The power of digital health: what can we learn from one million posts?
Digital health is sexy. Last year our take on the eight technologies that will change health and care was the most popular piece on our website and we continue to support the NHS to engage through our Digital Health and Care Congress and other means.
But there is far more to digital health than how it is used in the NHS. For example, early last year Public Health England’s ‘Sugar Smart’ app was leading app download charts and had been downloaded more than one million times.
For me, one of the most exciting areas is whether and how we can gain insight from unstructured conversations in open chatrooms and forums. This rich ‘third space’ is where millions of people are already discussing their health and reflecting on their interaction with services. There is therefore enormous potential to understand the depth and detail of experience, a new form of mass insight unconstrained by the hierarchy and time constraints of doctor–patient communication or the structure of formal research processes such as questionnaires or focus groups.
The Fund has been involved in a small pilot project in this space, which links two of the eight technologies we highlighted last year: peer-to-peer networks and machine learning.

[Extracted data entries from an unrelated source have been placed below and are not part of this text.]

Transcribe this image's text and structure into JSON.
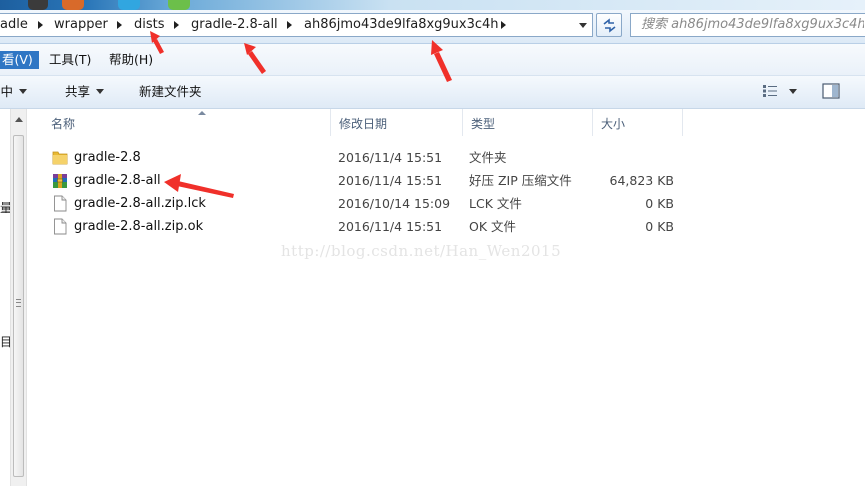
{
  "address_bar": {
    "crumbs": [
      "adle",
      "wrapper",
      "dists",
      "gradle-2.8-all",
      "ah86jmo43de9lfa8xg9ux3c4h"
    ]
  },
  "search": {
    "placeholder": "搜索 ah86jmo43de9lfa8xg9ux3c4h"
  },
  "menu": {
    "view": "看(V)",
    "tools": "工具(T)",
    "help": "帮助(H)"
  },
  "toolbar": {
    "include": "库中",
    "share": "共享",
    "new_folder": "新建文件夹"
  },
  "nav": {
    "fragment_1": "量",
    "fragment_2": "目"
  },
  "columns": {
    "name": "名称",
    "modified": "修改日期",
    "type": "类型",
    "size": "大小"
  },
  "files": [
    {
      "name": "gradle-2.8",
      "modified": "2016/11/4 15:51",
      "type": "文件夹",
      "size": "",
      "icon": "folder-icon"
    },
    {
      "name": "gradle-2.8-all",
      "modified": "2016/11/4 15:51",
      "type": "好压 ZIP 压缩文件",
      "size": "64,823 KB",
      "icon": "zip-archive-icon"
    },
    {
      "name": "gradle-2.8-all.zip.lck",
      "modified": "2016/10/14 15:09",
      "type": "LCK 文件",
      "size": "0 KB",
      "icon": "blank-file-icon"
    },
    {
      "name": "gradle-2.8-all.zip.ok",
      "modified": "2016/11/4 15:51",
      "type": "OK 文件",
      "size": "0 KB",
      "icon": "blank-file-icon"
    }
  ],
  "watermark": "http://blog.csdn.net/Han_Wen2015",
  "colors": {
    "accent": "#2f76c4",
    "annotation_arrow": "#f0302a",
    "folder": "#e8b933"
  }
}
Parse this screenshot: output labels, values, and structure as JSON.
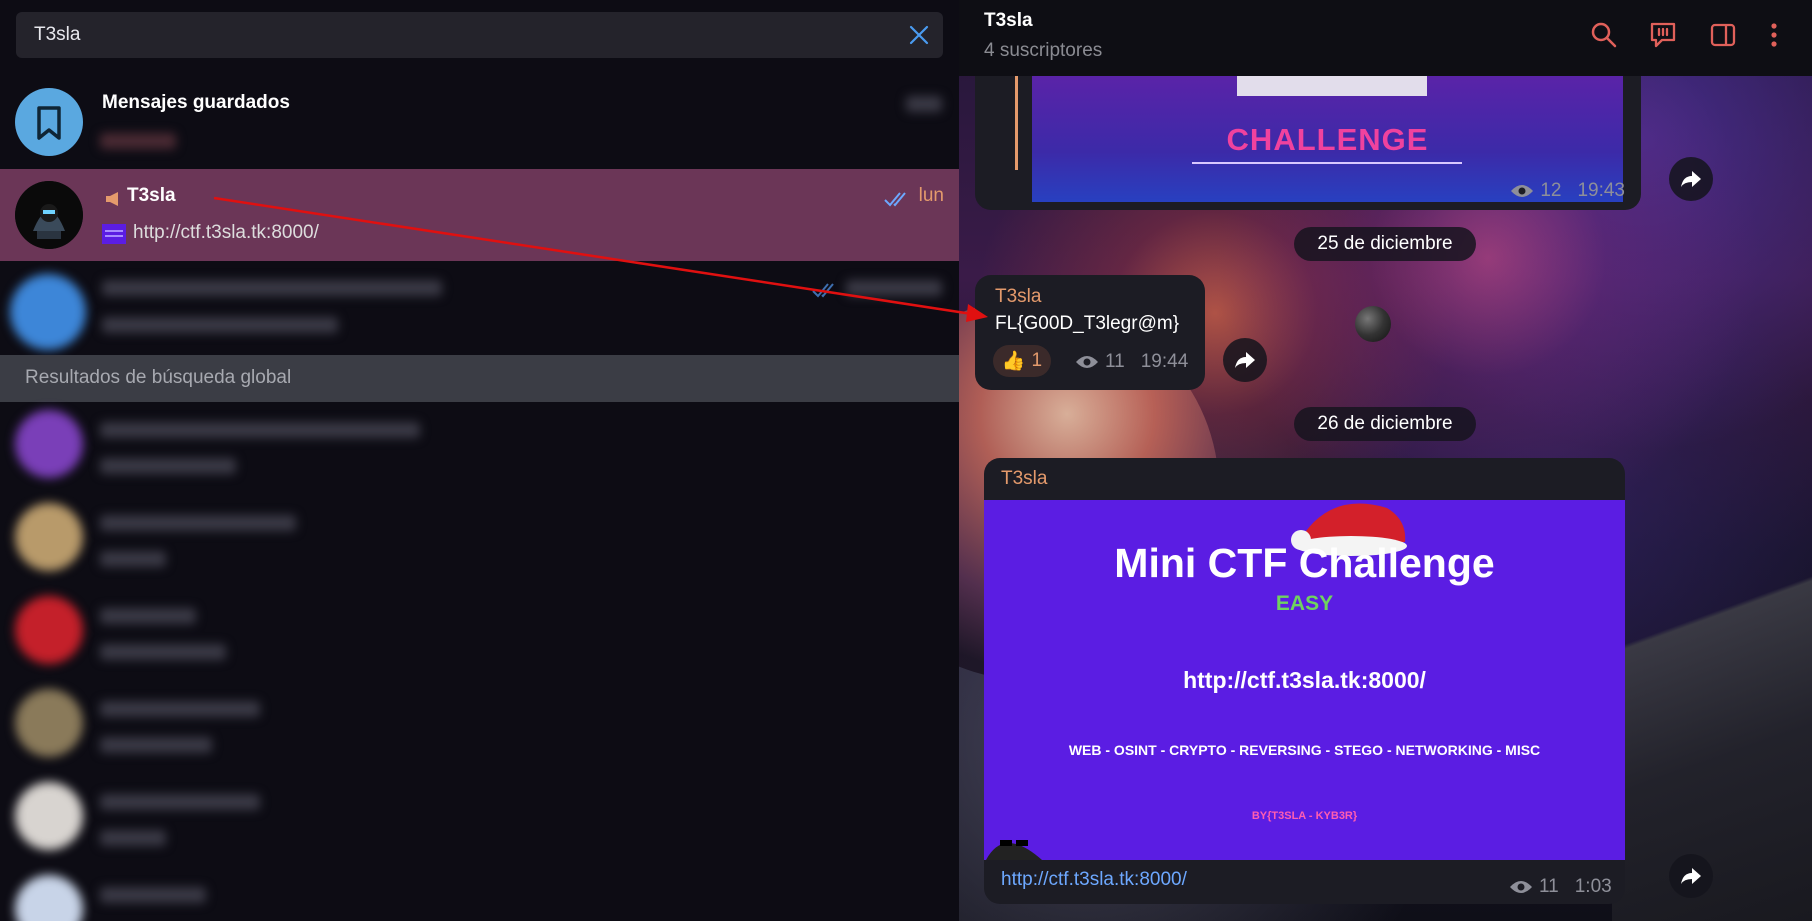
{
  "search": {
    "value": "T3sla"
  },
  "chats": {
    "saved": {
      "title": "Mensajes guardados"
    },
    "t3sla": {
      "title": "T3sla",
      "preview": "http://ctf.t3sla.tk:8000/",
      "time": "lun"
    }
  },
  "global_results": {
    "header": "Resultados de búsqueda global"
  },
  "channel": {
    "title": "T3sla",
    "subscribers": "4 suscriptores"
  },
  "messages": {
    "first": {
      "banner_text": "CHALLENGE",
      "views": "12",
      "time": "19:43"
    },
    "date1": "25 de diciembre",
    "flag": {
      "author": "T3sla",
      "text": "FL{G00D_T3legr@m}",
      "reaction": "👍",
      "reaction_count": "1",
      "views": "11",
      "time": "19:44"
    },
    "date2": "26 de diciembre",
    "ctf": {
      "author": "T3sla",
      "title": "Mini CTF Challenge",
      "level": "EASY",
      "url": "http://ctf.t3sla.tk:8000/",
      "categories": "WEB - OSINT - CRYPTO - REVERSING - STEGO - NETWORKING - MISC",
      "by": "BY{T3SLA - KYB3R}",
      "link": "http://ctf.t3sla.tk:8000/",
      "views": "11",
      "time": "1:03"
    }
  },
  "colors": {
    "accent": "#e49a6c",
    "selected_row": "#6b3657",
    "link": "#6da8ff",
    "banner": "#5b1de3",
    "arrow": "#e01010"
  }
}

This project has been funded by the Wellcome Trust and led by Demos – the cross-party think-tank – and the University of Sussex through their Centre for the Analysis of Social Media (CASM). The final report is out today.

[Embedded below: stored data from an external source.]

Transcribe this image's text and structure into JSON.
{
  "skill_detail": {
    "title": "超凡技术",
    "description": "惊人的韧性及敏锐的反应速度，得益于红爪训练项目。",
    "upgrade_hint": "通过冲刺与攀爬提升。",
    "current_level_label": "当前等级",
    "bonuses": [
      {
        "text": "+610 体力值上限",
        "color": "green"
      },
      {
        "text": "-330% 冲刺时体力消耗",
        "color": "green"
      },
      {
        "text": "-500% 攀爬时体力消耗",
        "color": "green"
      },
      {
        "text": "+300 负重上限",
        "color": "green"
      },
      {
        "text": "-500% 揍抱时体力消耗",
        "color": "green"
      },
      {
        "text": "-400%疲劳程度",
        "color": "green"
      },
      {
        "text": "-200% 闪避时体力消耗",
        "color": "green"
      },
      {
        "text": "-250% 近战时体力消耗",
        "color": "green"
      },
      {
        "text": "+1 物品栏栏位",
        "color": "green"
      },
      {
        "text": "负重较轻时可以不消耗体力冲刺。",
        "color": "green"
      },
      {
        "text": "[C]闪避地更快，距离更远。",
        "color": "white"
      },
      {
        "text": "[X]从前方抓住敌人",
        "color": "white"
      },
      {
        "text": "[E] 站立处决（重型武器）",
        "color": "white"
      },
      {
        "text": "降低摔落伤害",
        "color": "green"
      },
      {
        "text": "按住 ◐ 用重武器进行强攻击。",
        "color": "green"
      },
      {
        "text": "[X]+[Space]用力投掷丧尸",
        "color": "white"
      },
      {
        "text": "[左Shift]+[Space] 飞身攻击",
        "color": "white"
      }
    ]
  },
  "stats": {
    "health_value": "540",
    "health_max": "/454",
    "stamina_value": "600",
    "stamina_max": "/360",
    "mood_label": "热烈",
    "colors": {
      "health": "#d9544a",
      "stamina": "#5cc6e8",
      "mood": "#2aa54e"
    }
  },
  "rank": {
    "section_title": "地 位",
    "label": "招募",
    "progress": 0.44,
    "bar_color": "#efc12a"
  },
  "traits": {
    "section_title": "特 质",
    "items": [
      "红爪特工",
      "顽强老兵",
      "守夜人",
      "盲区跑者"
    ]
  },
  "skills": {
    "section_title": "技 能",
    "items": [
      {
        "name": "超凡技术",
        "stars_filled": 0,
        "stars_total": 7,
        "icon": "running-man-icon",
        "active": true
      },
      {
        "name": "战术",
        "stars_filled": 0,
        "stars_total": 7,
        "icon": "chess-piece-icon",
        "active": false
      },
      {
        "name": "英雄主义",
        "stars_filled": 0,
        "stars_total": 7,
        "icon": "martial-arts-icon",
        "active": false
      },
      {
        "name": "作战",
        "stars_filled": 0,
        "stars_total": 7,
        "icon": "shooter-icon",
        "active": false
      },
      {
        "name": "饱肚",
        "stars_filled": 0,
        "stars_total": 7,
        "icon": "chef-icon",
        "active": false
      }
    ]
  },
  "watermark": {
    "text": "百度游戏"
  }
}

The project sought to test whether machine learning and natural language-processing software can be applied to health issues. To do this we adapted existing CASM software to look at experience of one health area, mental health. We analysed more than one million posts from more than 47,000 users who posted on six open forums between June 2004 and May 2016. All these posts were visible to the public, and the forums did not require a username or password to access.
We tested the software’s ability to distinguish and categorise three types of information from this data:
‘cries for help’ in times of crisis
experience with specific treatments, eg, cognitive behavioural therapy
the relationship between mental and physical health across three areas: respiratory conditions, diabetes and musculo-skeletal conditions.

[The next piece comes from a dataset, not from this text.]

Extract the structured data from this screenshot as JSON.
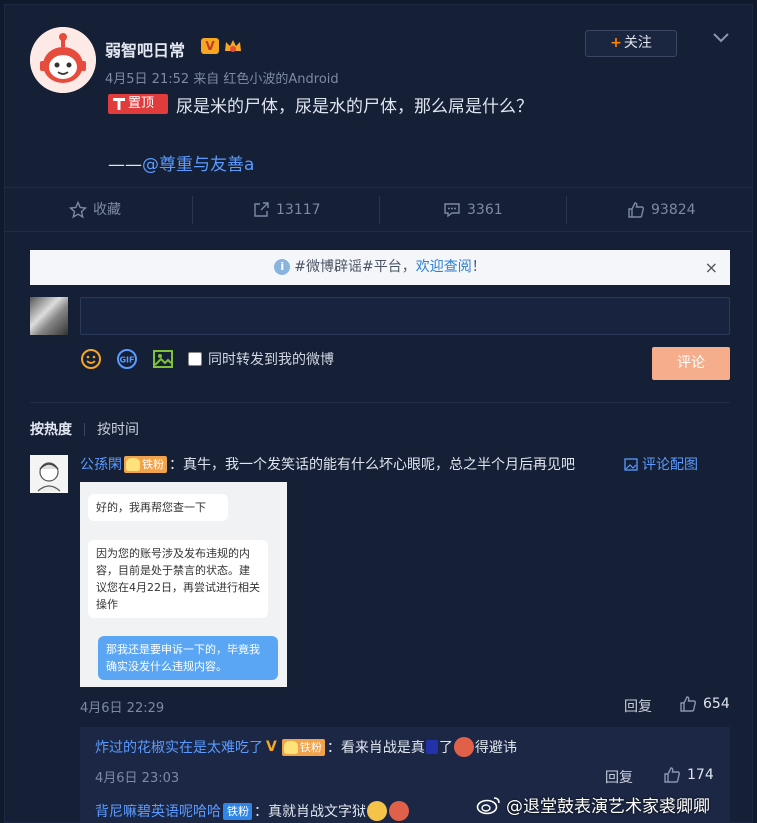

While the ability of the technology to do this varied, we could identify, count and correlate instances across the sample, and further identify very rich and meaningful accounts of experience in all of the areas above.
This is one of the first times to our knowledge that unstructured health data in a highly complex and nuanced health area has been collected and classified in this way. In the longer term, this method could be used to:
allow owners of forums to better understand the topics and issues discussed and to tailor possible service offers such as self-management
help NHS and other service providers develop a better, deeper and more truthful understanding of users’ experience of services and more thoughtful design in response
give health regulators access to additional insight about organisational performance and safety.
The information in these posts has not been designed to answer specific questions. This lends it enormous strengths, especially in that it is a source of unbiased, unguarded, full and complex accounts. But this strength can also be a weakness. The data’s lack of built-in focus means that it required careful and detailed interpretation, and this process is context-specific and value-laden. The sensitivity and specificity with which information is categorised also needs to be improved.
NHS decision-makers we talked to saw big potential in this sort of analysis, though were also well aware of the pitfalls. For example, forum users are self-selected and some demographic groups are less likely to be included in online analysis. They were also keenly interested in the ethics of undertaking work like this. This study received ethical clearance from the University of Sussex, and we were careful to follow guidelines in retrieving, storing and handling this data. But as this technique develops we need to ensure that existing research ethics and codes developed for traditional health research are fit for purpose for this new form of knowledge.
In conclusion, we are only in the foothills of applying machine learning to complex health issues and there are many technical and ethical hurdles to overcome. This study has demonstrated that we can identify, understand and construct wider meaning from millions of complex and unstructured online conversations about important issues that affect our health.